Alarmingly, nearly 191,000 men will be diagnosed with prostate cancer in this year and roughly 30,000 men will die in the US, according to the American Cancer Society.

Data from the T&T Cancer Registry indicates that Prostate cancer accounts for 39% of cancer related deaths among men and is three times more common among Afro-Trinidadian men compared to Indo-Trinidadian men.

Prostate cancer is a form of cancer that develops in the prostate gland. This gland is a small walnut shaped gland in the pelvis of men. It is located next to the bladder and can be examined by a digital rectal exam(DRE). In its early stages, prostate cancer often has no symptoms.

Changing the narrative and nuances will save lives

Dr Satyendra Persaud, lecturer at UWI and the Urology Programme Director shares, “There are many barriers to detecting prostate cancer, more cultural and mindset as Caribbean men have concerns over the DRE and homophobic nuances.” “Only 10% of cancers detected locally were as a result of screening…we must get this number higher.” Many men put off getting a prostate exam, either because they think they are not old enough to have it or because they are afraid to have one. “But there’s no reason you should be afraid of a prostate exam and educating yourself about the exam can help you prepare for it.” If this narrative can be transformed, early screening will save lives.

He believes, “Afro-Trinidadian men should start at 40 as they have higher risk.”

Dr Persaud along with other urologists, advocate starting Prostate Cancer screening usually at aged 40-50. This entails an annual DRE and blood test for prostate-specific antigens (PSA) stopping at 70-75.

Cautions/Pitfalls

In general, a DRE has no risks. Most men can return to their usual activities, immediately after having a DRE. The reason most urologists advocate DRE is that there are rare instances of aggressive cancers where the PSA is low and these would only be detected on the rectal exam.

However, the PSA blood test, requires a little more preparation. PSA is a protein that helps liquefy semen. To guarantee an accurate test, a patient must not have a urine infection, must not have ejaculated for 48 hours before the test, must not have exercised heavily in the previous two days (or bicycle riding just before as this can raise PSA) nor had a prostate biopsy within the last six weeks.

What symptoms are red flags?

– Dull pain in the lower pelvic area

– Frequent urinating

– Trouble urinating, pain, burning, or weak urine flow

– Blood in the urine (Hematuria)

– Painful ejaculation

– Pain in the lower back, hips or upper thighs

– Loss of appetite

– Loss of weight

– Bone pain

Any of these symptoms warrants a timely evaluation with a health care professional.

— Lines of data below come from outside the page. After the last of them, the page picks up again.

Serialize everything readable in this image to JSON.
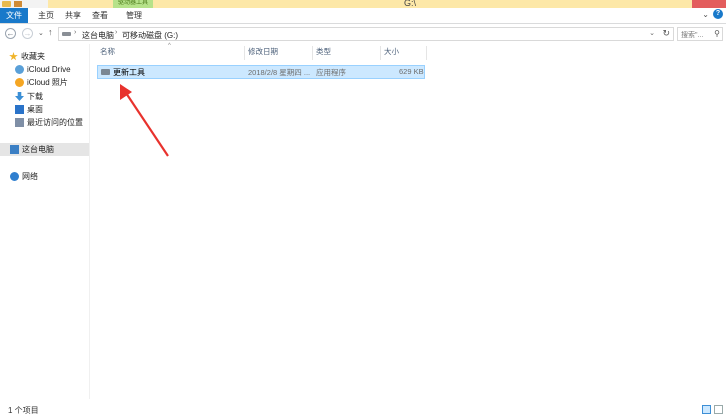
{
  "window": {
    "title": "G:\\",
    "context_tab_label": "驱动器工具"
  },
  "ribbon": {
    "tabs": [
      "文件",
      "主页",
      "共享",
      "查看",
      "管理"
    ],
    "expand_glyph": "⌄",
    "help_glyph": "?"
  },
  "address": {
    "back_glyph": "←",
    "forward_glyph": "→",
    "recent_glyph": "⌄",
    "up_glyph": "↑",
    "crumbs": [
      "这台电脑",
      "可移动磁盘 (G:)"
    ],
    "separator": "›",
    "dropdown_glyph": "⌄",
    "refresh_glyph": "↻",
    "search_placeholder": "搜索\"...",
    "search_glyph": "⚲"
  },
  "navpane": {
    "items": [
      {
        "label": "收藏夹",
        "icon": "star-icon"
      },
      {
        "label": "iCloud Drive",
        "icon": "cloud-icon"
      },
      {
        "label": "iCloud 照片",
        "icon": "photos-icon"
      },
      {
        "label": "下载",
        "icon": "download-icon"
      },
      {
        "label": "桌面",
        "icon": "desktop-icon"
      },
      {
        "label": "最近访问的位置",
        "icon": "recent-icon"
      },
      {
        "label": "这台电脑",
        "icon": "computer-icon"
      },
      {
        "label": "网络",
        "icon": "network-icon"
      }
    ]
  },
  "columns": [
    "名称",
    "修改日期",
    "类型",
    "大小"
  ],
  "files": [
    {
      "name": "更新工具",
      "modified": "2018/2/8 星期四 ...",
      "type": "应用程序",
      "size": "629 KB"
    }
  ],
  "status": {
    "count": "1 个项目"
  },
  "colors": {
    "accent": "#1979ca",
    "selection": "#cce8ff",
    "arrow": "#e8322d"
  }
}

Dr. Persaud emphasizes, “Even advanced cancers may have no symptoms, thus screening is KEY to early detection and SAVING LIVES.”

Can Prostate Cancer Be Prevented?

Embracing early screening is the top of the recommendations. Eating right, exercising, and not smoking can be good for your health and help you avoid prostate cancer. Doing things that are “heart healthy”, will also keep your prostate healthy.